Thursday, July 3, 2008

sisters of perpetual indulgence

are in LA on saturday, doing a benefit for Highways. the postcard describes their "Free My Ass!" as "an iconoclastic expose' in drag of the ways in which we are no longer free, in which freer than we know, and in which we invent 'freedom' as a construct." ah, sisters. you had me at ass. $20; $15 for students and seniors.

Wednesday, July 2, 2008

more from the nytimes on what we don't know.

also, some interesting commentary brewing in the comments section of Miguel Helft's Bits, if that kind of stuff doesn't make you barf.
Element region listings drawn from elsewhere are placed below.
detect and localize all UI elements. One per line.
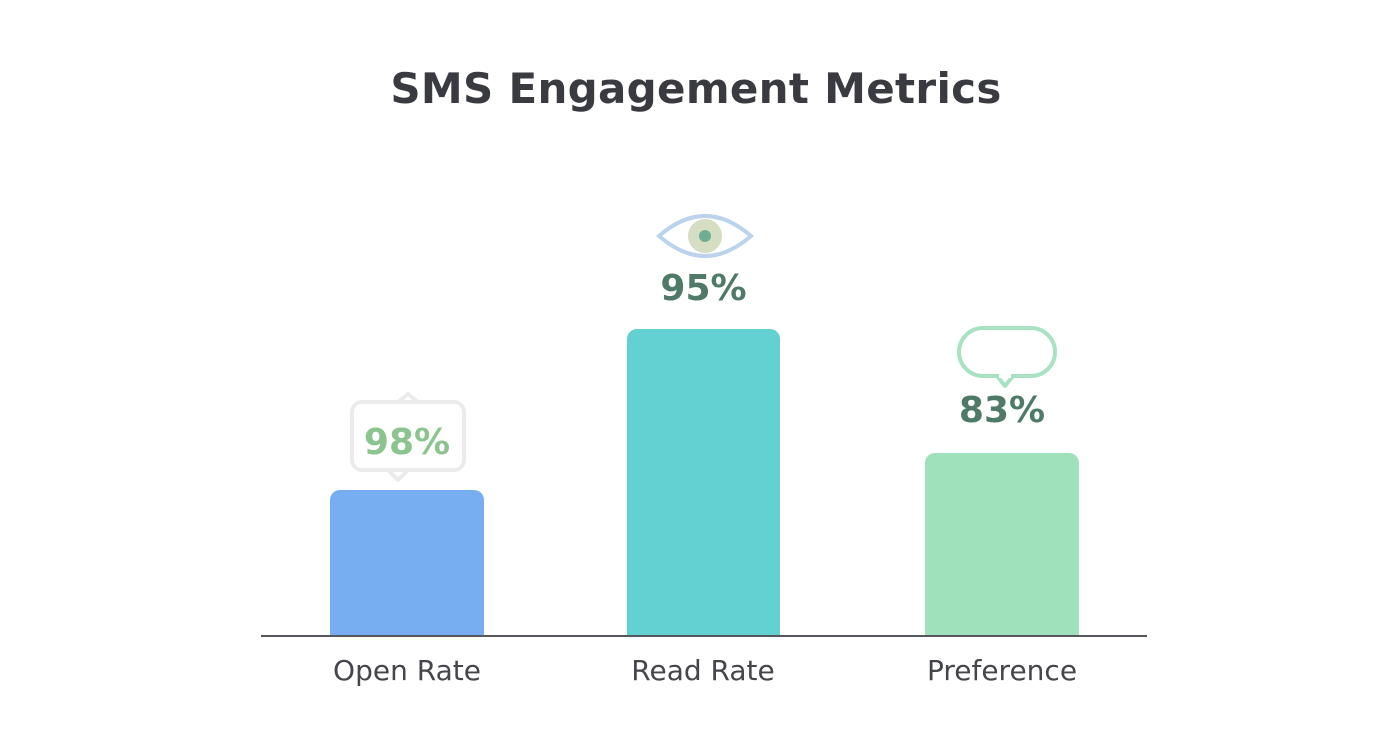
value-label-preference: 83% bbox=[958, 390, 1046, 431]
bar-preference bbox=[925, 453, 1079, 636]
x-axis-line bbox=[261, 635, 1147, 637]
chart-title: SMS Engagement Metrics bbox=[390, 64, 1002, 113]
value-label-open-rate: 98% bbox=[363, 422, 451, 463]
tag-icon bbox=[350, 392, 466, 482]
bar-open-rate bbox=[330, 490, 484, 636]
eye-icon bbox=[655, 214, 755, 258]
category-label-open-rate: Open Rate bbox=[333, 654, 481, 687]
value-label-read-rate: 95% bbox=[660, 268, 747, 309]
speech-bubble-icon bbox=[957, 326, 1057, 388]
bar-read-rate bbox=[627, 329, 780, 636]
category-label-read-rate: Read Rate bbox=[631, 654, 775, 687]
category-label-preference: Preference bbox=[926, 654, 1078, 687]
>>My point is that there are no guarantees that anyones [sic] comments or blogs are actually genuine. Take everything with a very small grain of salt. Enough finger pointing about how Obama’s supporters are so nasty, Clinton’s supporters are so racist, and Republicans are dispicable. You don’t know who is actually saying these things and if they actually mean them or if maybe they’re just trying to spark some anger inside you mischivieously [sic].<< (poster "AHS," july 30)
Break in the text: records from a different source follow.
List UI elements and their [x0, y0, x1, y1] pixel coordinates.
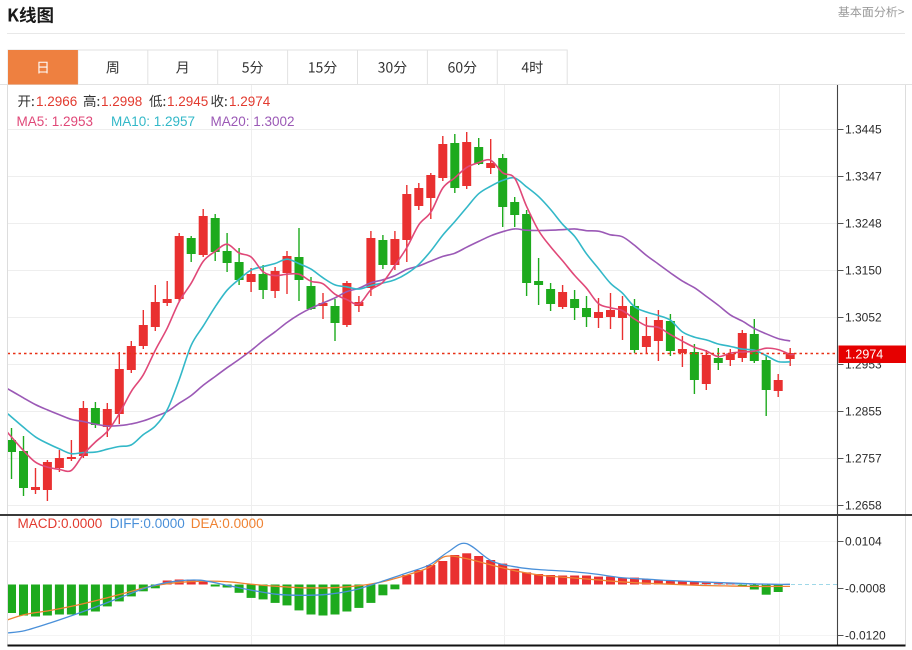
svg-text:1.3445: 1.3445: [845, 123, 882, 137]
svg-text:1.2855: 1.2855: [845, 405, 882, 419]
svg-text:-0.0120: -0.0120: [845, 629, 886, 643]
svg-text:1.2974: 1.2974: [229, 94, 271, 109]
svg-text:1.3052: 1.3052: [845, 311, 882, 325]
svg-text:1.2974: 1.2974: [845, 348, 883, 362]
svg-text:DEA:0.0000: DEA:0.0000: [191, 516, 264, 531]
svg-text:MACD:0.0000: MACD:0.0000: [18, 516, 103, 531]
svg-text:0.0104: 0.0104: [845, 535, 882, 549]
svg-text:DIFF:0.0000: DIFF:0.0000: [110, 516, 185, 531]
svg-text:1.2998: 1.2998: [101, 94, 142, 109]
svg-text:1.2757: 1.2757: [845, 452, 882, 466]
svg-text:-0.0008: -0.0008: [845, 582, 886, 596]
svg-text:MA10: 1.2957: MA10: 1.2957: [111, 114, 195, 129]
svg-text:1.3150: 1.3150: [845, 264, 882, 278]
svg-text:1.3248: 1.3248: [845, 217, 882, 231]
svg-text:MA20: 1.3002: MA20: 1.3002: [211, 114, 295, 129]
svg-text:1.2945: 1.2945: [167, 94, 208, 109]
svg-text:MA5: 1.2953: MA5: 1.2953: [17, 114, 94, 129]
svg-text:1.3347: 1.3347: [845, 170, 882, 184]
svg-text:1.2966: 1.2966: [36, 94, 77, 109]
svg-text:1.2658: 1.2658: [845, 499, 882, 513]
i believe scarlett johansson is real.

in discussing a [book about a] famous case of forgery involving paintings by Vermeer, one of the new york times blogs today sidles up to a discussion of simulacra, commodification, and performance in terms of identity and reputation. the blogger is hardly first on the scene, here, but it was sort of nice to read without excessive jargon that we never know exactly what kind of clothes the emperor is wearing, and that an absolute picture of the duds' "true" nature may be the least interesting thing about them.

Tuesday, July 1, 2008

and, we're back.

wow. didn't mean to leave a post about bikes and hymens up there in the on-deck circle for my entire vacation.

summer comes, meaning less school and more pondering. if you have performance- or tech-oriented books to recommend, now is the time to say so in the comments. that means you, the-five-of-you-who-read-this!

back to dailyish posting, assuming performance continues to be, y'know, "important."